Tuttavia, l’automazione di compiti ripetitivi potrebbe liberare tempo per attività più creative, che richiedono intuizione, empatia e capacità di risolvere problemi. Le implicazioni in termini di crescita economica, ad oggi, non sono chiare, e la definizione del prodotto interno lordo (PIL), ideata circa un secolo fa, non aiuta certamente a farsi un’idea: ad esempio, l’aumento del tempo libero non viene preso in considerazione.
Non necessariamente la storia è destinata a ripetersi, ma le tante rivoluzioni tecnologiche del passato ci suggeriscono che l’economia ha forti capacità di adattamento: è stato stimato che circa il 10% delle posizioni lavorative alla fine di ognuno degli ultimi decenni non esisteva pochi anni prima. Guardando al passato, l’introduzione della catena di montaggio da parte di Henry Ford nel 1913 ridusse i tempi di produzione di un’auto da 12 ore a un’ora, l’introduzione dell’IBM System/360 portò all’informatizzazione del lavoro, ma la temporanea riduzione dell’occupazione, causata da queste innovazioni, è stata poi compensata dalla maggior accessibilità di alcuni prodotti, che ha guidato un aumento della domanda.

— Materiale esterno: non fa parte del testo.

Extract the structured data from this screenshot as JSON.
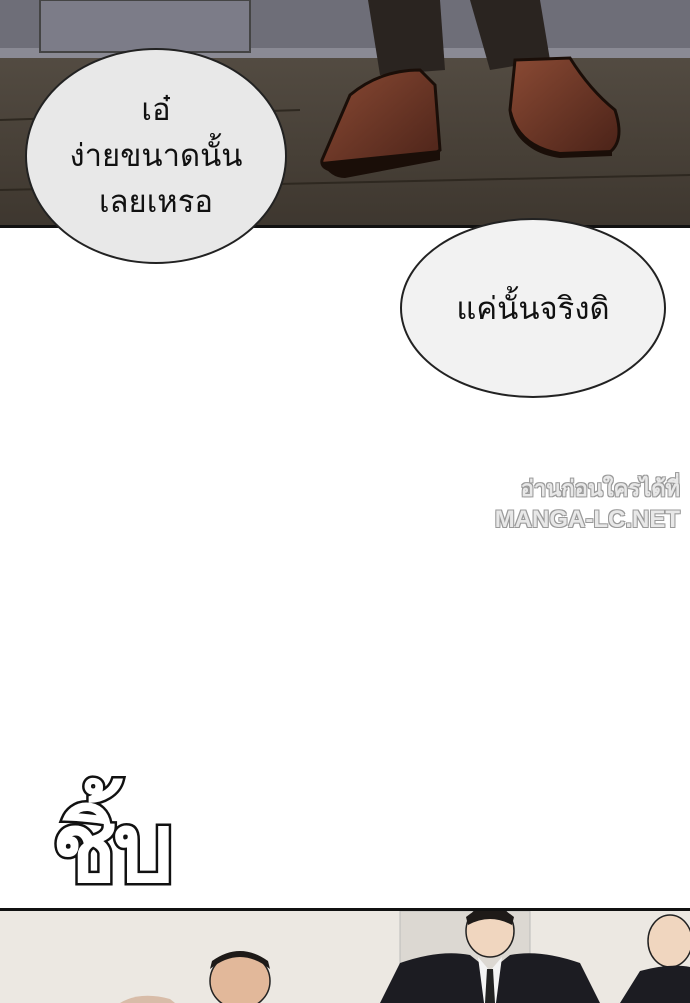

Tutto ciò va anche considerato nell’ottica di una riduzione della popolazione attiva nelle economie avanzate, per effetto dell’invecchiamento della popolazione. Un altro aspetto da considerare è come verranno distribuiti i vantaggi derivanti dalla maggior efficienza: le aziende diverranno più redditizie, o la concorrenza porterà a prezzi più bassi per i consumatori?
Nella ricerca UBS Q-Series «Will Generative AI deliver a generational transformation?» è stato ipotizzato che le riduzioni dei costi per le aziende nel tempo si tradurranno in prezzi più bassi, a beneficio dei consumatori. La maggior efficienza potrebbe quindi diventare una forza deflattiva, ma lo stesso concetto di inflazione potrebbe essere messo in discussione. Infatti, per via di software che adattano rapidamente i prezzi alla domanda in un dato momento e in una specifica area, come già avviene per hotel e biglietti aerei, l’importanza del dato generale di inflazione perderebbe rilevanza rendendo ancora più complesso il ruolo delle banche centrali.
Per di più, l’adozione dell’intelligenza artificiale richiede grandi capitali, dato che chip e server costano multipli di quelli tradizionali, e forti competenze nel campo della scienza dei dati e della programmazione. Proprio per questo si potrebbero registrare tensioni sociali: mentre alcune categorie beneficeranno degli avanzamenti tecnologici, altre potrebbero soffrire di una diminuzione di reddito e status.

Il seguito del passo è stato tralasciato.